Outro ponto destacado é a necessidade de tornar as soluções acessíveis a diferentes faixas de renda. Simone ressalta que não existe um valor único de seguro adequado para todos os clientes. Em sua experiência, alguns planejamentos consideram um custo de proteção de até 3% da renda líquida, mas ela ressalta que esse percentual não deve ser tratado como regra.
“Não importa apenas quanto a pessoa ganha. Importa entender o que ela precisa proteger.”
A ampliação da proteção entre trabalhadores autônomos e informais também depende da forma como o corretor aborda esse público. Para Simone, a venda de um produto sem antes compreender as necessidades do cliente tende a ser menos eficiente.
“No seguro de vida, simplesmente oferecer um produto dificilmente funciona.
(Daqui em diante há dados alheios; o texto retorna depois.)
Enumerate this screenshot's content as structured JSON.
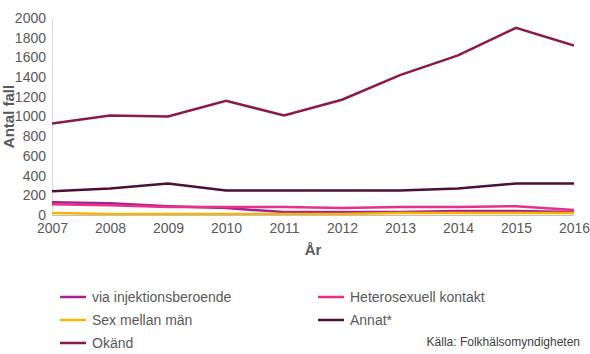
{
  "chart_data": {
    "type": "line",
    "x_label": "År",
    "y_label": "Antal fall",
    "annotations": [
      "Källa: Folkhälsomyndigheten"
    ],
    "x": [
      2007,
      2008,
      2009,
      2010,
      2011,
      2012,
      2013,
      2014,
      2015,
      2016
    ],
    "xlim": [
      2007,
      2016
    ],
    "xticks": [
      2007,
      2008,
      2009,
      2010,
      2011,
      2012,
      2013,
      2014,
      2015,
      2016
    ],
    "ylim": [
      0,
      2000
    ],
    "yticks": [
      0,
      200,
      400,
      600,
      800,
      1000,
      1200,
      1400,
      1600,
      1800,
      2000
    ],
    "grid": false,
    "legend": "bottom",
    "series": [
      {
        "name": "via injektionsberoende",
        "color": "#a2238d",
        "values": [
          130,
          120,
          90,
          70,
          30,
          30,
          30,
          40,
          40,
          30
        ]
      },
      {
        "name": "Heterosexuell kontakt",
        "color": "#e8308a",
        "values": [
          110,
          100,
          80,
          80,
          80,
          70,
          80,
          80,
          90,
          50
        ]
      },
      {
        "name": "Sex mellan män",
        "color": "#f7b500",
        "values": [
          20,
          10,
          10,
          10,
          10,
          10,
          20,
          20,
          20,
          20
        ]
      },
      {
        "name": "Annat*",
        "color": "#4a1038",
        "values": [
          240,
          270,
          320,
          250,
          250,
          250,
          250,
          270,
          320,
          320
        ]
      },
      {
        "name": "Okänd",
        "color": "#8b1a4a",
        "values": [
          930,
          1010,
          1000,
          1160,
          1010,
          1170,
          1420,
          1620,
          1900,
          1720
        ]
      }
    ]
  }
}
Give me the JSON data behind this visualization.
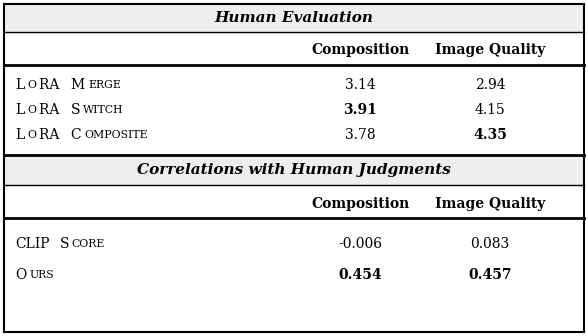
{
  "title1": "Human Evaluation",
  "title2": "Correlations with Human Judgments",
  "col_headers": [
    "Composition",
    "Image Quality"
  ],
  "section1_rows": [
    {
      "label_big": "L",
      "label_small": "O",
      "label_big2": "RA ",
      "label_small2": "M",
      "label_big3": "ERGE",
      "display": [
        [
          "L",
          "oRA "
        ],
        [
          "M",
          "ERGE"
        ]
      ],
      "values": [
        "3.14",
        "2.94"
      ],
      "bold": [
        false,
        false
      ]
    },
    {
      "display": [
        [
          "L",
          "oRA "
        ],
        [
          "S",
          "WITCH"
        ]
      ],
      "values": [
        "3.91",
        "4.15"
      ],
      "bold": [
        true,
        false
      ]
    },
    {
      "display": [
        [
          "L",
          "oRA "
        ],
        [
          "C",
          "OMPOSITE"
        ]
      ],
      "values": [
        "3.78",
        "4.35"
      ],
      "bold": [
        false,
        true
      ]
    }
  ],
  "section2_rows": [
    {
      "display": [
        [
          "CLIP"
        ],
        [
          "S",
          "CORE"
        ]
      ],
      "values": [
        "-0.006",
        "0.083"
      ],
      "bold": [
        false,
        false
      ]
    },
    {
      "display": [
        [
          "O",
          "URS"
        ]
      ],
      "values": [
        "0.454",
        "0.457"
      ],
      "bold": [
        true,
        true
      ]
    }
  ],
  "s1_labels": [
    "LoRA Merge",
    "LoRA Switch",
    "LoRA Composite"
  ],
  "s2_labels": [
    "CLIPScore",
    "Ours"
  ],
  "s1_labels_sc": [
    [
      [
        "L",
        "o",
        "RA ",
        "M",
        "erge"
      ]
    ],
    [
      [
        "L",
        "o",
        "RA ",
        "S",
        "witch"
      ]
    ],
    [
      [
        "L",
        "o",
        "RA ",
        "C",
        "omposite"
      ]
    ]
  ],
  "s2_labels_sc": [
    [
      [
        "CLIP",
        "S",
        "core"
      ]
    ],
    [
      [
        "O",
        "urs"
      ]
    ]
  ],
  "bg_color": "#ffffff",
  "title_bg": "#f0eded",
  "text_color": "#000000"
}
Antes de vender uma solução, o corretor precisa entender o problema.”
Ela compara a atuação do corretor à de um médico, que primeiro investiga o histórico e identifica os riscos antes de recomendar um tratamento. Na mesma lógica, o profissional de seguros deve entender como o cliente gera renda, quem depende financeiramente dele e quais acontecimentos poderiam comprometer sua capacidade de trabalho.
“A venda consultiva começa com uma consulta. Precisamos entender quem é aquele cliente, como ele gera renda, quem depende financeiramente dele, quais são suas responsabilidades, quais riscos podem interromper sua capacidade de trabalhar e qual seria o impacto financeiro de uma doença, acidente, invalidez ou morte.”
Essa abordagem pode ser especialmente relevante entre trabalhadores informais, que precisam conciliar proteção diante de imprevistos com planejamento financeiro de longo prazo.
“A partir desse diagnóstico, o corretor consegue apresentar uma solução coerente com aquilo que o próprio cliente identificou como prioridade.”
Para a especialista, o profissional não deve iniciar a conversa pela apólice, mas pela realidade do cliente. Nesse modelo, o seguro passa a ser apresentado como parte de uma estratégia de proteção financeira, e não apenas como uma despesa. Para os trabalhadores autônomos e informais, a discussão pode envolver tanto a continuidade da renda diante de imprevistos quanto a preparação para o futuro.
“O papel do corretor, portanto, vai muito além de intermediar a contratação de um produto. É atuar como um consultor de proteção financeira, ajudando o cliente a identificar vulnerabilidades que muitas vezes ele nunca havia parado para calcular.” Concluiu Simone.